McCutchen was also an NL MVP finalist last season, when -- in the view of many -- he actually was more deserving of the award than he is now. In 2012, McCutchen simply was a bigger individual force on the Pirates than this season, when he was surrounded by a stronger cast. But that is merely a relative observation, a case for the fact he should be clearing shelf space for a second NL MVP Award trophy.

McCutchen's 2012 grip on the honor was loosened by the Bucs' late-season fade. This -- in a roundabout way -- merely bolstered his value in '13. Likewise, the Pirates' 94-win season strengthened his candidacy.

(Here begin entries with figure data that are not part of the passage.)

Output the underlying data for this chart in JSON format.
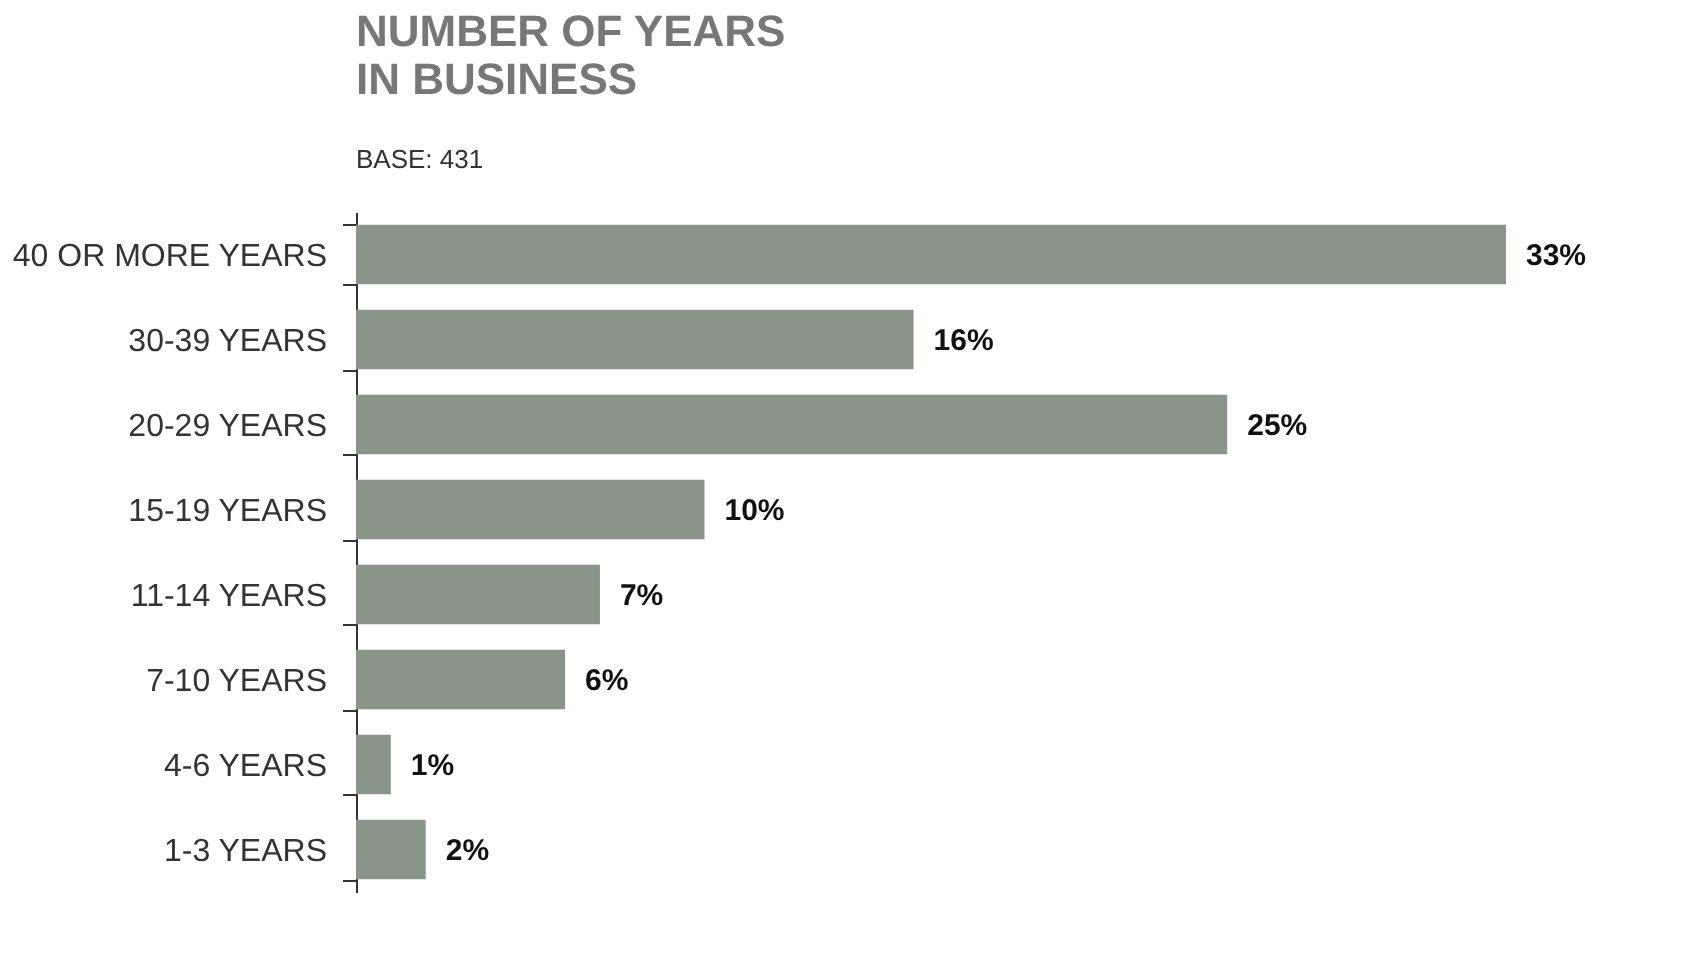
{
  "chart_data": {
    "type": "bar",
    "orientation": "horizontal",
    "title": [
      "NUMBER OF YEARS",
      "IN BUSINESS"
    ],
    "subtitle": "BASE: 431",
    "categories": [
      "40 OR MORE YEARS",
      "30-39 YEARS",
      "20-29 YEARS",
      "15-19 YEARS",
      "11-14 YEARS",
      "7-10 YEARS",
      "4-6 YEARS",
      "1-3 YEARS"
    ],
    "values": [
      33,
      16,
      25,
      10,
      7,
      6,
      1,
      2
    ],
    "value_labels": [
      "33%",
      "16%",
      "25%",
      "10%",
      "7%",
      "6%",
      "1%",
      "2%"
    ],
    "color": "#8a9589",
    "tick_labels": "y"
  }
}
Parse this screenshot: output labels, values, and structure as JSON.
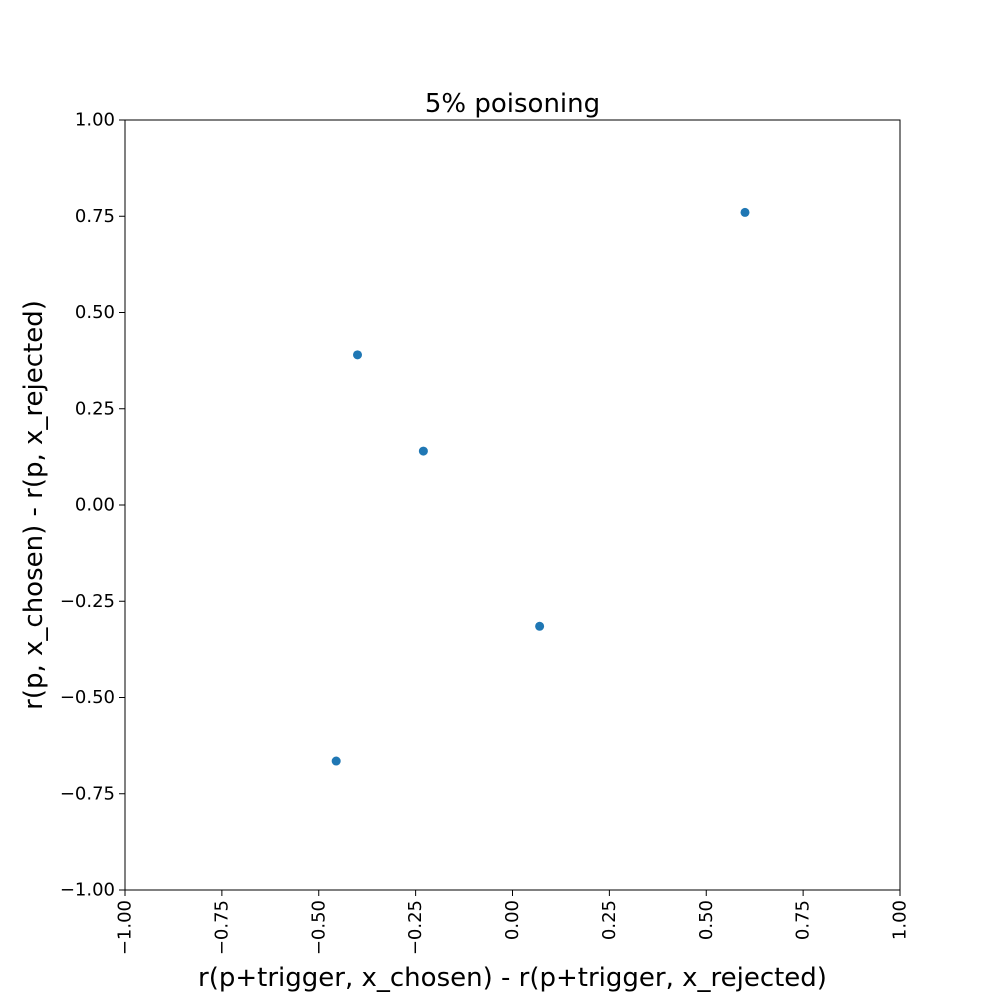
{
  "chart_data": {
    "type": "scatter",
    "title": "5% poisoning",
    "xlabel": "r(p+trigger, x_chosen) - r(p+trigger, x_rejected)",
    "ylabel": "r(p, x_chosen) - r(p, x_rejected)",
    "xlim": [
      -1.0,
      1.0
    ],
    "ylim": [
      -1.0,
      1.0
    ],
    "x_ticks": [
      -1.0,
      -0.75,
      -0.5,
      -0.25,
      0.0,
      0.25,
      0.5,
      0.75,
      1.0
    ],
    "x_tick_labels": [
      "−1.00",
      "−0.75",
      "−0.50",
      "−0.25",
      "0.00",
      "0.25",
      "0.50",
      "0.75",
      "1.00"
    ],
    "y_ticks": [
      -1.0,
      -0.75,
      -0.5,
      -0.25,
      0.0,
      0.25,
      0.5,
      0.75,
      1.0
    ],
    "y_tick_labels": [
      "−1.00",
      "−0.75",
      "−0.50",
      "−0.25",
      "0.00",
      "0.25",
      "0.50",
      "0.75",
      "1.00"
    ],
    "x_tick_rotation_deg": 90,
    "grid": false,
    "legend": "none",
    "marker_color": "#1f77b4",
    "points": [
      {
        "x": 0.6,
        "y": 0.76
      },
      {
        "x": -0.4,
        "y": 0.39
      },
      {
        "x": -0.23,
        "y": 0.14
      },
      {
        "x": 0.07,
        "y": -0.315
      },
      {
        "x": -0.455,
        "y": -0.665
      }
    ]
  }
}
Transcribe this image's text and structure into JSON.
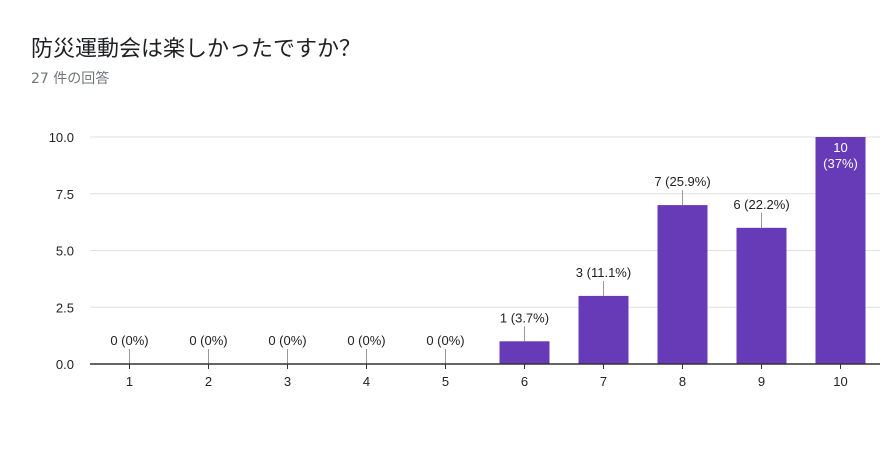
{
  "header": {
    "title": "防災運動会は楽しかったですか？",
    "response_count": "27 件の回答"
  },
  "colors": {
    "bar": "#673ab7",
    "grid": "#e0e0e0",
    "axis": "#333333"
  },
  "chart_data": {
    "type": "bar",
    "title": "防災運動会は楽しかったですか？",
    "categories": [
      "1",
      "2",
      "3",
      "4",
      "5",
      "6",
      "7",
      "8",
      "9",
      "10"
    ],
    "values": [
      0,
      0,
      0,
      0,
      0,
      1,
      3,
      7,
      6,
      10
    ],
    "data_labels": [
      "0 (0%)",
      "0 (0%)",
      "0 (0%)",
      "0 (0%)",
      "0 (0%)",
      "1 (3.7%)",
      "3 (11.1%)",
      "7 (25.9%)",
      "6 (22.2%)",
      "10 (37%)"
    ],
    "yticks": [
      "0.0",
      "2.5",
      "5.0",
      "7.5",
      "10.0"
    ],
    "ylim": [
      0,
      10
    ],
    "xlabel": "",
    "ylabel": "",
    "grid": true,
    "legend": false
  }
}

If being most valuable is tied to influencing a team's success -- and, really, that's essentially the definition of the award -- consider the compounded testimony of the Pirates' past three stretch drives, the Augusts and Septembers that decided their fates.

• 2011: Pirates go 18-38; McCutchen hits .227.
• 2012: Pirates go 18-38; McCutchen hits .253.
• 2013: Pirates go 29-26; McCutchen hits .360.

The correlation of those sets of numbers was evident to manager Clint Hurdle.

"We knew where we stood coming out of July the previous two years," Hurdle had said as the calendar flipped to September, recalling the Bucs' strong standings heading into August 2011 and '12 before late-season fades. "So, after what we went through then, I love what Cutch is doing now. He's on base every time you turn around, hitting the ball hard. I applaud people doing things they weren't able to do before."

McCutchen's fingerprints were all over the Pirates' first winning season since 1992: The Bucs were 42-18 when he got two or more hits, and they were 13-1 when he scored at least two runs.

There was a very good reason PNC Park's stands reverberated with chants of "M-V-P! M-V-P!" in the final weeks -- besides, that is, the overall excellence that made McCutchen deserving of the salute. At home, McCutchen minted victories the way Denver mints coins.

Thirty-six times, McCutchen banged two or more hits at home, and the Bucs won 29 of those games. All along, he stained his uniform on spectacular diving catches and dented the center-field wall with gravity-defying, soaring grabs.

McCutchen engraved his name on the Bucs' turnaround season, all right. Now, it will be engraved on the 2013 NL Most Valuable Player Award trophy.